Since I personally believe any heuristic squelch is futile against bad actors, I haven't thought terribly hard about the best "sweet spot" policy. I just took what Kory Kirk came up with for a GSoC project and tweaked it slightly to make it symmetric: https://trac.torproject.org/projects/tor/ticket/2148
This policy will appear as a non-default option in 1.4.0 (it is already in 1.3.x-alpha), but I think we should make a real decision about the behavior soon, because having an option just creates a fingerprinting opportunity as I said in the blog post. I believe the fingerprinting effect of an option to be worse than doing nothing at all to referer, since it is global linkability, not just an information channel between two parties: https://trac.torproject.org/projects/tor/ticket/3100
I'm still pretty convinced the best solution for Tor is "leave referer alone", at least until someone shows me the breakage results of a thorough crawl (which would include web-app site use).
Hence it doesn't make sense to "clear" them like cookies. Instead, It makes more sense to prohibit information transmission through them in certain cases.
I am not sure about that as "clearing" them for *certain contexts* seems a good means to prohibit information transmission *in these contexts*: If there isn't any information it cannot be transmitted (at least not by referer or windows.name).

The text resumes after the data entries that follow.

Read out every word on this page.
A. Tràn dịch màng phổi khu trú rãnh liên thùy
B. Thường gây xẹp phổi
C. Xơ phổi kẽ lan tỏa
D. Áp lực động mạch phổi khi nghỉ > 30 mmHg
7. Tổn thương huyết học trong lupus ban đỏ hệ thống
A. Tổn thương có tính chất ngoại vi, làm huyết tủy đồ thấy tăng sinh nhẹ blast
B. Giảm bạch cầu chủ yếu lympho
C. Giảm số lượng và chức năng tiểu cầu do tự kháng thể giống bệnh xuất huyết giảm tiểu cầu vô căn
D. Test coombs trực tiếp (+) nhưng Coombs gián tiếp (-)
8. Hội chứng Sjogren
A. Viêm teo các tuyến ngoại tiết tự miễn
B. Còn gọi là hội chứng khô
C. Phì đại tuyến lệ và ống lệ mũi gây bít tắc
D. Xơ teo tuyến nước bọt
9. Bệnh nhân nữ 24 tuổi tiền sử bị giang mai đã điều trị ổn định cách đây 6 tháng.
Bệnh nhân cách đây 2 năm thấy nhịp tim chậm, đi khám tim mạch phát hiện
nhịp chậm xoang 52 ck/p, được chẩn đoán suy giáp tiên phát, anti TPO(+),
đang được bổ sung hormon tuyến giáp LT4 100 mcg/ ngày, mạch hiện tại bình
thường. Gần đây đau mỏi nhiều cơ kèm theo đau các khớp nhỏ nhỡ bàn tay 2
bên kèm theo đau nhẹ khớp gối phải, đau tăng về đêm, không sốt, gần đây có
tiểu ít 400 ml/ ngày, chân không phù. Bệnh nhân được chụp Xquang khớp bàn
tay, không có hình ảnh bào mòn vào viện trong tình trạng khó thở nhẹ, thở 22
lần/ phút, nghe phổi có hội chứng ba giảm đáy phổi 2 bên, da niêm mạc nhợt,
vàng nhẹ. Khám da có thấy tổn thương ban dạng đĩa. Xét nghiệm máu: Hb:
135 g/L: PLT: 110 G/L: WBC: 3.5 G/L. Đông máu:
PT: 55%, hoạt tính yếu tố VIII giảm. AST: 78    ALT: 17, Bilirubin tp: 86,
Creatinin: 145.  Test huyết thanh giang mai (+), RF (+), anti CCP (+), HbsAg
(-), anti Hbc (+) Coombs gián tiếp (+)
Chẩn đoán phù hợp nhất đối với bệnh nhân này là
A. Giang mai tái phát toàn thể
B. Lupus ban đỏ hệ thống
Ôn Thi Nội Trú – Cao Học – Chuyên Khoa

Perhaps. Right before I abandoned the toggle model for torbutton, one of the last fixes I did to it was to "clear" window.name on toggle: https://trac.torproject.org/projects/tor/ticket/1968
I now believe that is the wrong way to think about things.

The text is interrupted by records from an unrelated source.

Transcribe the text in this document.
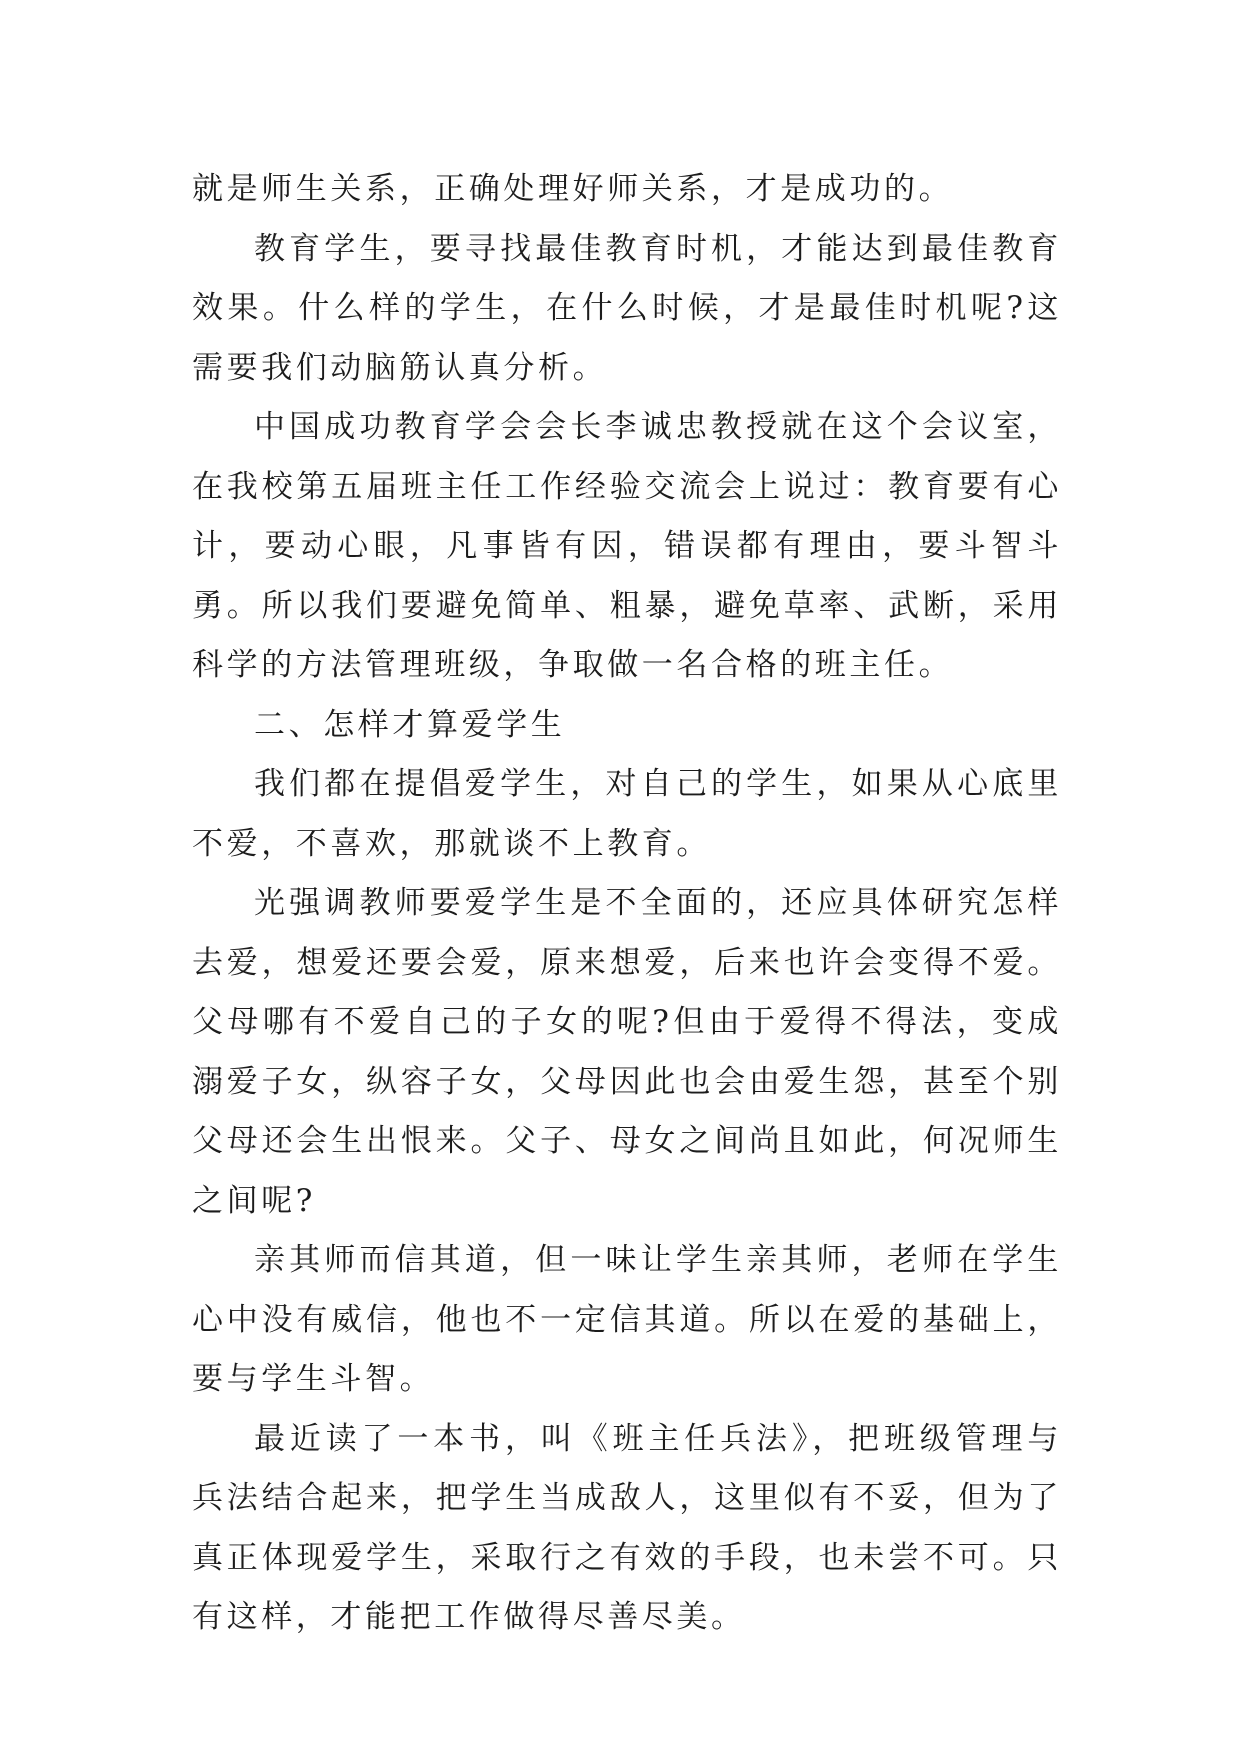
就是师生关系，正确处理好师关系，才是成功的。

教育学生，要寻找最佳教育时机，才能达到最佳教育效果。什么样的学生，在什么时候，才是最佳时机呢?这需要我们动脑筋认真分析。

中国成功教育学会会长李诚忠教授就在这个会议室，在我校第五届班主任工作经验交流会上说过：教育要有心计，要动心眼，凡事皆有因，错误都有理由，要斗智斗勇。所以我们要避免简单、粗暴，避免草率、武断，采用科学的方法管理班级，争取做一名合格的班主任。

二、怎样才算爱学生

我们都在提倡爱学生，对自己的学生，如果从心底里不爱，不喜欢，那就谈不上教育。

光强调教师要爱学生是不全面的，还应具体研究怎样去爱，想爱还要会爱，原来想爱，后来也许会变得不爱。父母哪有不爱自己的子女的呢?但由于爱得不得法，变成溺爱子女，纵容子女，父母因此也会由爱生怨，甚至个别父母还会生出恨来。父子、母女之间尚且如此，何况师生之间呢?

亲其师而信其道，但一味让学生亲其师，老师在学生心中没有威信，他也不一定信其道。所以在爱的基础上，要与学生斗智。

最近读了一本书，叫《班主任兵法》，把班级管理与兵法结合起来，把学生当成敌人，这里似有不妥，但为了真正体现爱学生，采取行之有效的手段，也未尝不可。只有这样，才能把工作做得尽善尽美。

I think the better solution is to "clear" window.name when the user enters a new url in the urlbar, which gets covered by making window.name behave like referer in all cases: https://trac.torproject.org/projects/tor/ticket/3414
Another question came to my mind: You seem to be at pains not to break parts of the web even in the anon mode even if that boils down to not implement features that would better fit the needs for people looking for unlinkability (one thing that comes to my mind here would be having a context being tab dependent additionally). Why? Why not saying: "This is Tor's anon mode. It is meant for people that strive for unlinkability and might break some functionality. You may still use Tor in normal or private browsing mode though (providing no or less unlinkability on the browser level)." Do you think that's not worth the effort as Tor's IP unlinkability is enough here (especially combined with the things you suggested in the blog post)? I do not know Tor's user base very well but could imagine that it contains a lot of users that would like to have more unlinkability than the "we do not want to break any (or almost any) part of the web for a better anonymity" fraction.
I wish I had better science to give you here on the trade-off we're going for, but the reality is that we're best-guessing over a very complex cost/benefit landscape.

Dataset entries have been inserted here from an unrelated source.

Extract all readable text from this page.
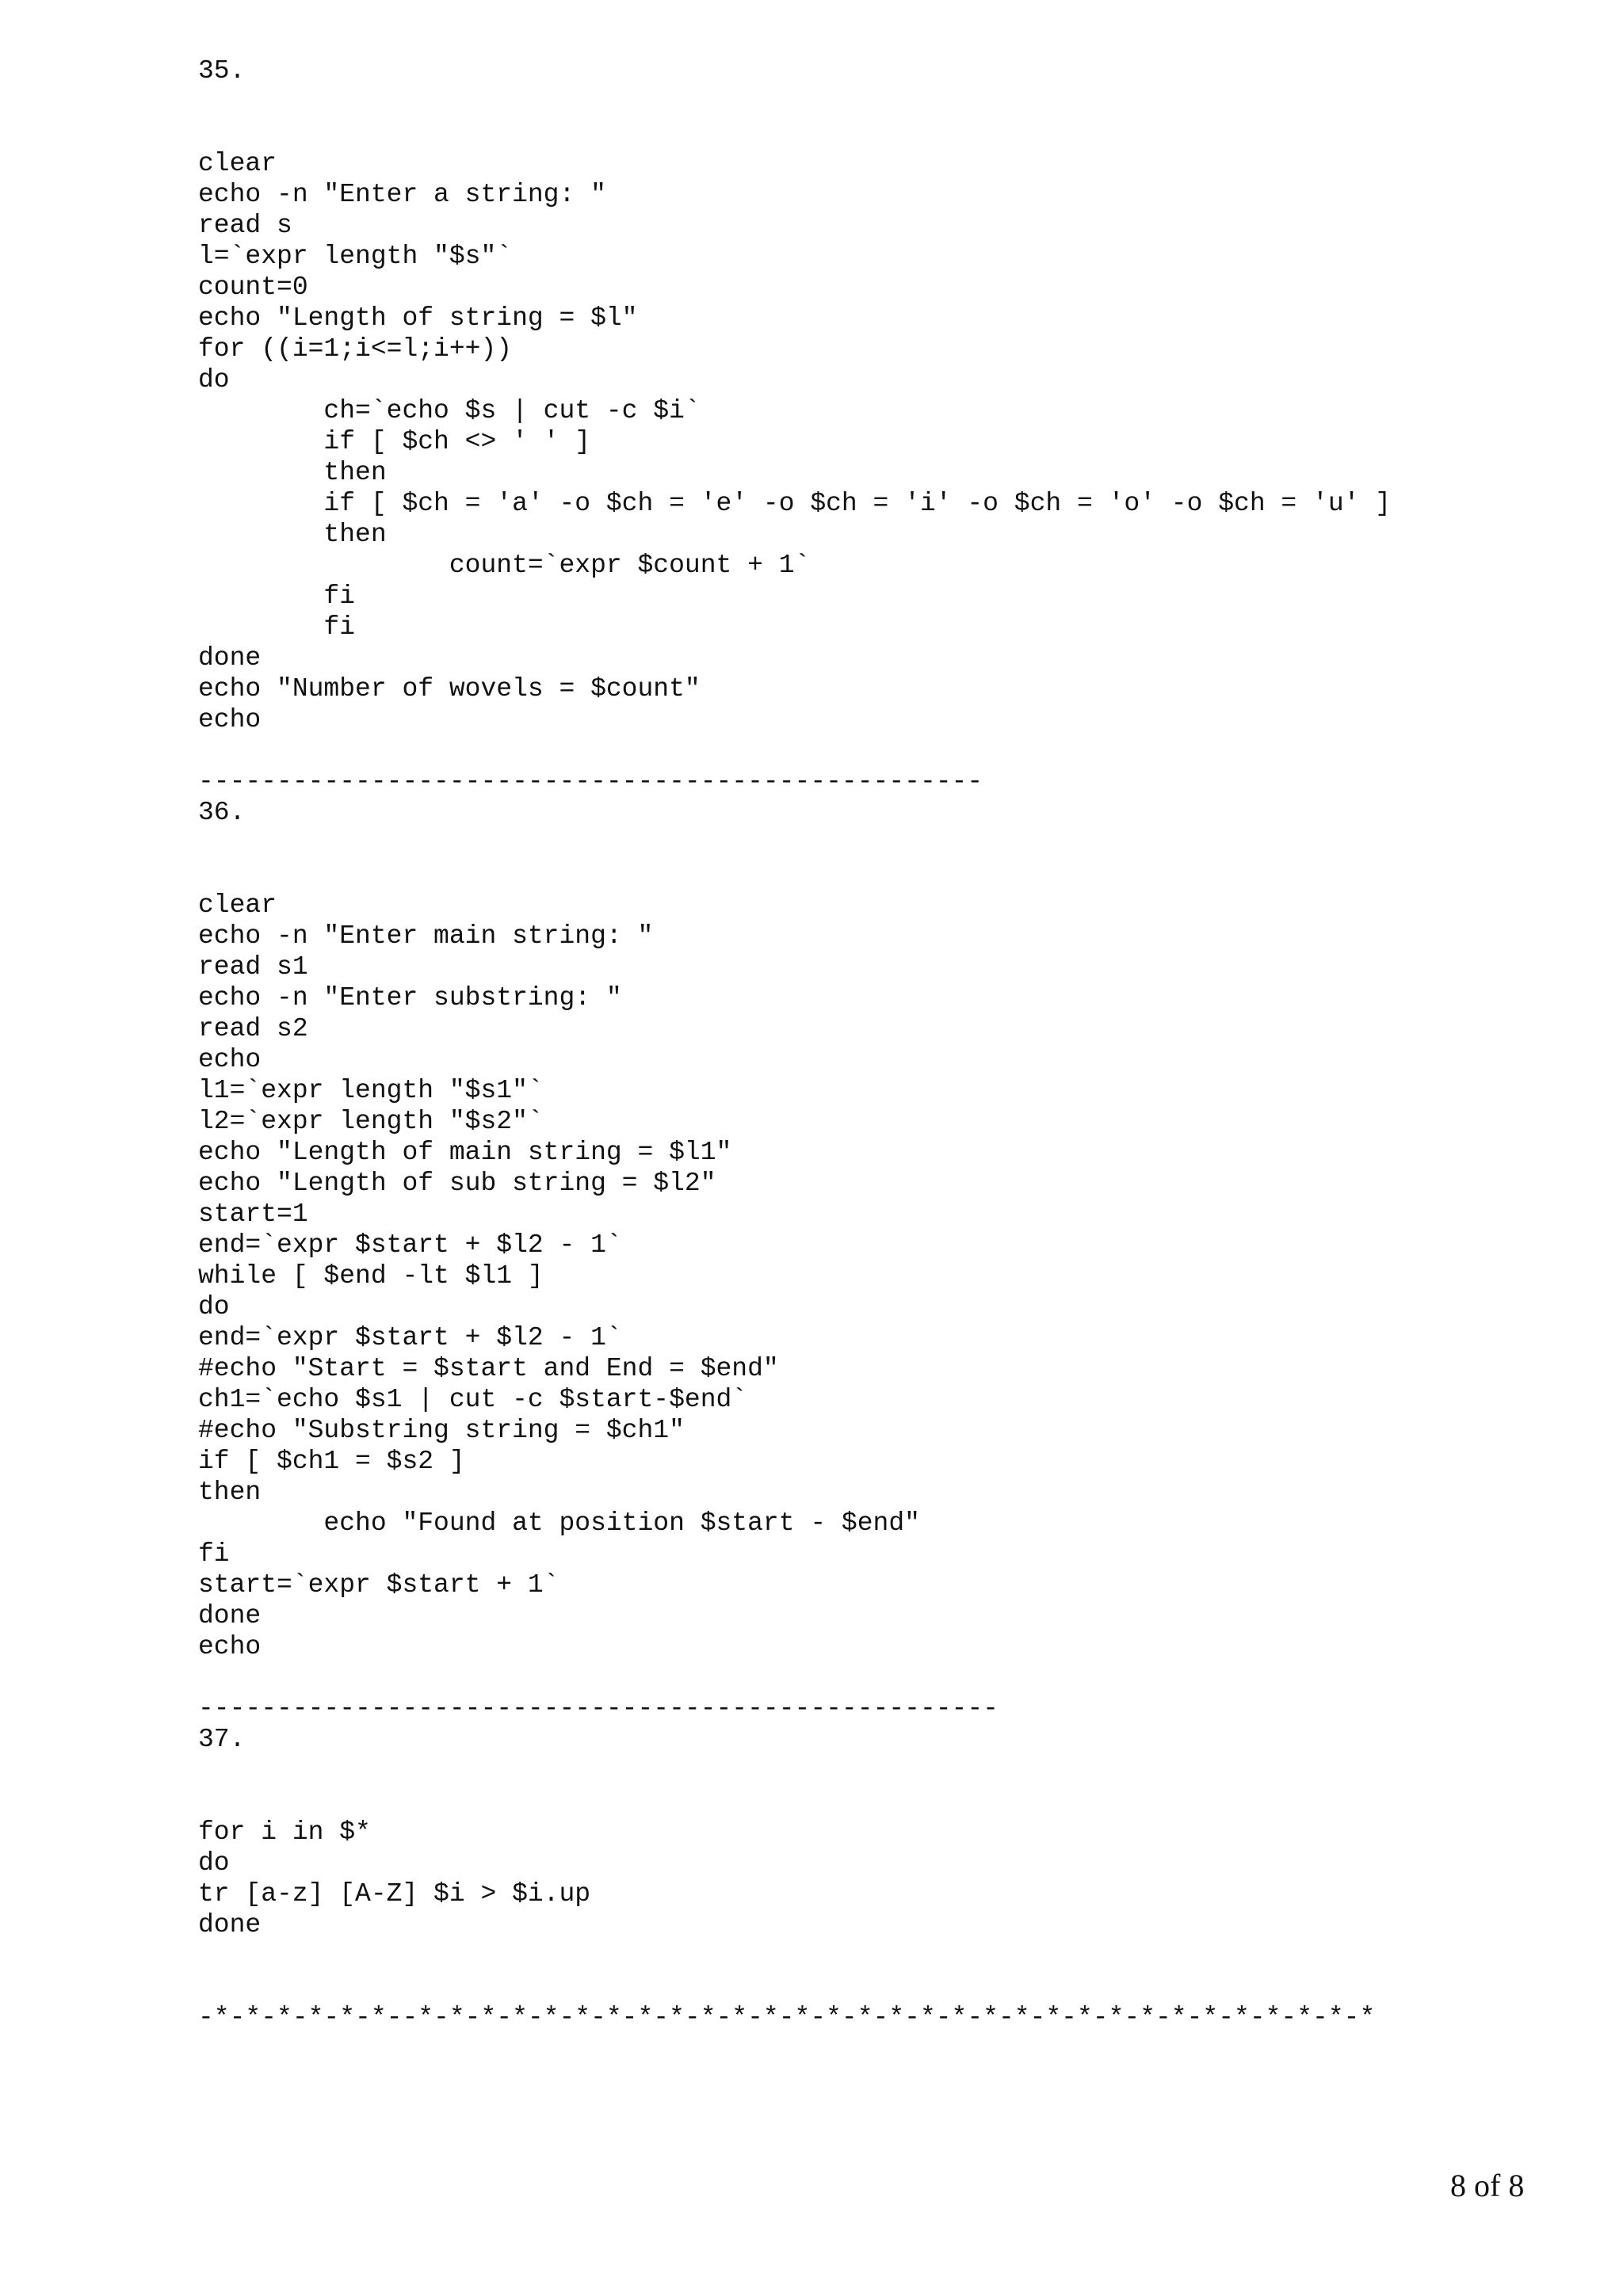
35.

clear
echo -n "Enter a string: "
read s
l=`expr length "$s"`
count=0
echo "Length of string = $l"
for ((i=1;i<=l;i++))
do
ch=`echo $s | cut -c $i`
if [ $ch <> ' ' ]
then
if [ $ch = 'a' -o $ch = 'e' -o $ch = 'i' -o $ch = 'o' -o $ch = 'u' ]
then
count=`expr $count + 1`
fi
fi
done
echo "Number of wovels = $count"
echo

--------------------------------------------------
36.

clear
echo -n "Enter main string: "
read s1
echo -n "Enter substring: "
read s2
echo
l1=`expr length "$s1"`
l2=`expr length "$s2"`
echo "Length of main string = $l1"
echo "Length of sub string = $l2"
start=1
end=`expr $start + $l2 - 1`
while [ $end -lt $l1 ]
do
end=`expr $start + $l2 - 1`
#echo "Start = $start and End = $end"
ch1=`echo $s1 | cut -c $start-$end`
#echo "Substring string = $ch1"
if [ $ch1 = $s2 ]
then
echo "Found at position $start - $end"
fi
start=`expr $start + 1`
done
echo

---------------------------------------------------
37.

for i in $*
do
tr [a-z] [A-Z] $i > $i.up
done

-*-*-*-*-*-*--*-*-*-*-*-*-*-*-*-*-*-*-*-*-*-*-*-*-*-*-*-*-*-*-*-*-*-*-*-*-*

8 of 8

We do know for a fact that the easier Tor is to use (which includes installation, configuration, overall intuitiveness/"familiarity", compatibility, and performance), the more people will use it regularly.
We also know for a fact that the more people use Tor, the better the baseline privacy, anonymity, and censorship resistance properties all become.
Hence, I tend to make decisions in favor of the usability direction over minor details, especially ones that don't really prevent bad actors/adversaries from accomplishing their goals.
The need for science especially comes in on the fingerprinting arena. Some fingerprinting opportunities may not actually be appealing to adversaries. Some may even appear appealing in theory, but in practice would be noticeable to the user, too noisy, and/or too error-prone. Hence I called for more panopticlick-style studies, especially of Javascript features, in the blog post.